The critical state of India’s food security is only getting worse each year. Besides, the cost of food items is rapidly increasing beyond affordability to a majority of people. Added to these woes are the short supply of pulses and edible oils that the central government is forced to import.
Pulses play a critical role in the Indian diet because large sections of people are vegetarians. Proteins play a key role in the human diet in that it is the body building nutrient that develops muscles and is responsible for body strength, endurance and productivity at the workplace.
It is established that a human body requires a daily intake of about 50 grams of protein. Whereas people in developed countries and most developing countries have a satisfactory protein intake, India’s per capita daily intake is only about 10 grams, endangering the health and work performance of people.
Proteins are amino acids and out of the 22 amino acids required in the human diet, the body supplies 14 of these. The remaining eight have to come from the food we eat. If all the eight amino acids are present in a single food item, it is called a complete protein food.
Whereas all proteins from animal source are complete proteins, it is easy to satisfy the dietary protein requirement of non-vegetarians. However, the main sources of protein for vegetarians are leguminous plants to which pulses belong. In general, pulses have lower concentrations of protein than animal sources. Besides, none of the pulses are complete proteins, except soybeans. Therefore, combinations of two or more pulses are needed in a vegetarian diet.

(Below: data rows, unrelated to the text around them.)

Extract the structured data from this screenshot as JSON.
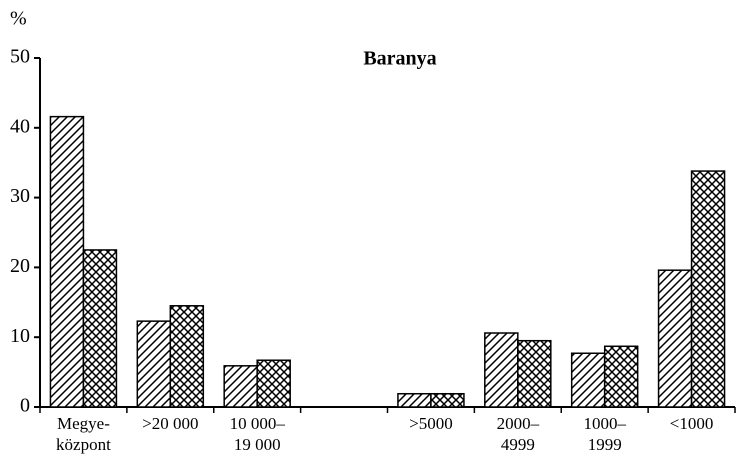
{
  "chart_data": {
    "type": "bar",
    "title": "Baranya",
    "ylabel": "%",
    "categories": [
      "Megye-\nközpont",
      ">20 000",
      "10 000–\n19 000",
      null,
      ">5000",
      "2000–\n4999",
      "1000–\n1999",
      "<1000"
    ],
    "series": [
      {
        "color": "#000000",
        "pattern": "diagonal",
        "values": [
          41.6,
          12.3,
          5.9,
          null,
          1.9,
          10.6,
          7.7,
          19.6
        ]
      },
      {
        "color": "#000000",
        "pattern": "crosshatch",
        "values": [
          22.5,
          14.5,
          6.7,
          null,
          1.9,
          9.5,
          8.7,
          33.8
        ]
      }
    ],
    "ylim": [
      0,
      50
    ],
    "yticks": [
      0,
      10,
      20,
      30,
      40,
      50
    ],
    "grid": false
  }
}
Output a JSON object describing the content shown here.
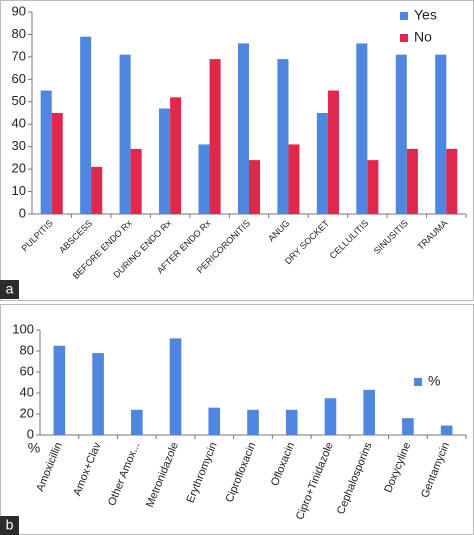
{
  "chart_data": [
    {
      "type": "bar",
      "panel_label": "a",
      "categories": [
        "PULPITIS",
        "ABSCESS",
        "BEFORE ENDO Rx",
        "DURING ENDO Rx",
        "AFTER ENDO Rx",
        "PERICORONITIS",
        "ANUG",
        "DRY SOCKET",
        "CELLULITIS",
        "SINUSITIS",
        "TRAUMA"
      ],
      "series": [
        {
          "name": "Yes",
          "color": "#4f86e0",
          "values": [
            55,
            79,
            71,
            47,
            31,
            76,
            69,
            45,
            76,
            71,
            71
          ]
        },
        {
          "name": "No",
          "color": "#e0284d",
          "values": [
            45,
            21,
            29,
            52,
            69,
            24,
            31,
            55,
            24,
            29,
            29
          ]
        }
      ],
      "ylim": [
        0,
        90
      ],
      "yticks": [
        0,
        10,
        20,
        30,
        40,
        50,
        60,
        70,
        80,
        90
      ],
      "legend": "top-right"
    },
    {
      "type": "bar",
      "panel_label": "b",
      "y_label": "%",
      "categories": [
        "Amoxicillin",
        "Amox+Clav",
        "Other Amox...",
        "Metronidazole",
        "Erythromycin",
        "Ciprofloxacin",
        "Ofloxacin",
        "Cipro+Tinidazole",
        "Cephalosporins",
        "Doxycyline",
        "Gentamycin"
      ],
      "series": [
        {
          "name": "%",
          "color": "#4f86e0",
          "values": [
            85,
            78,
            24,
            92,
            26,
            24,
            24,
            35,
            43,
            16,
            9
          ]
        }
      ],
      "ylim": [
        0,
        100
      ],
      "yticks": [
        0,
        20,
        40,
        60,
        80,
        100
      ],
      "legend": "right"
    }
  ]
}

Dairy products that are complete proteins may also be used to supplement the pulse proteins in vegetarian diets.
Having emphasised the important role that pulses play in the human diet, it is now our responsibility to increase its availability indigenously. The commonly held belief that without new high-yielding varieties, the country will have to continue import of pulses and edible oils to meet its requirements is not true.
The possibility of improving productivity per acre two to three times using existing varieties is demonstrated time and again in grower fields in India. However, it is not done through just following present crop production practices but through the adoption of entirely new but simple and farmer-friendly technologies and tools presently not available to Indian farmers.
The underlying problem of Indian agriculture that threatens the food security of the country is the extremely low productivity of crops per acre. For example, rice productivity is only a third achieved elsewhere. Cotton productivity is only a sixth of yields in developed countries. The cases of all other crops are no different. In order for us to progress, our mindset on the following two factors needs to be changed:
- It is not the farmer who makes the food. He is only a facilitator. Food is actually made by plants. Therefore, it is important to understand the requirements of plants and supply them without restrictions in order for plants to deliver food. Since plants do not talk, their needs are understood through research and experimentation.
The current policy of pampering farmers with subsidies will get us nowhere when it comes to achieving crop productivity improvements. This is well understood not only in developed countries, but also in developing African countries like Malawi, where from a basket case of poverty, malnutrition and food shortage, crop productivity improvements are made to the point where the country now exports surplus food to neighbouring poor countries.
The lesson we will have to learn is that instead of subsidising food for people, plants need subsidised food such as fertilisers and other inputs in order for them to produce the food for us to achieve food security.
- The mindset that breeding is the solution to all our maladies has to change. Nurturing plants is several times more important in crop productivity improvement than hybrid seeds per se. A hybrid variety will not produce if planted in a non-fertile beach soil. But will produce several times more if planted in fertile soil.
Brazil has learnt this lesson several years ago and completely stopped financing breeding for new varieties. Instead, it scouts around the world and selects promising varieties for testing their adaptability under Brazilian climatic conditions and then provides funding just for that. They have taken stem cuttings of black pepper varieties from Kerala in India and spent money and effort on crop production practices. Now their pepper yield is 1,500 kg per acre compared to India’s average of a mere 350 kg an acre, the lowest among pepper producing countries.
India has about 50 million acres of irrigated land and is second only to the US with 60 million acres. In the US, it is possible to take only one crop per year due to weather constraints. However, India has the potential to take three crops per year, provided we learn how to sustain the fertility of our soils. This will be equal to 150 million acres of irrigated land. At present, our system of monitoring soil fertility and maintaining it is flawed and needs urgent attention.
The author is Director, California Agriculture Consulting Service, USA.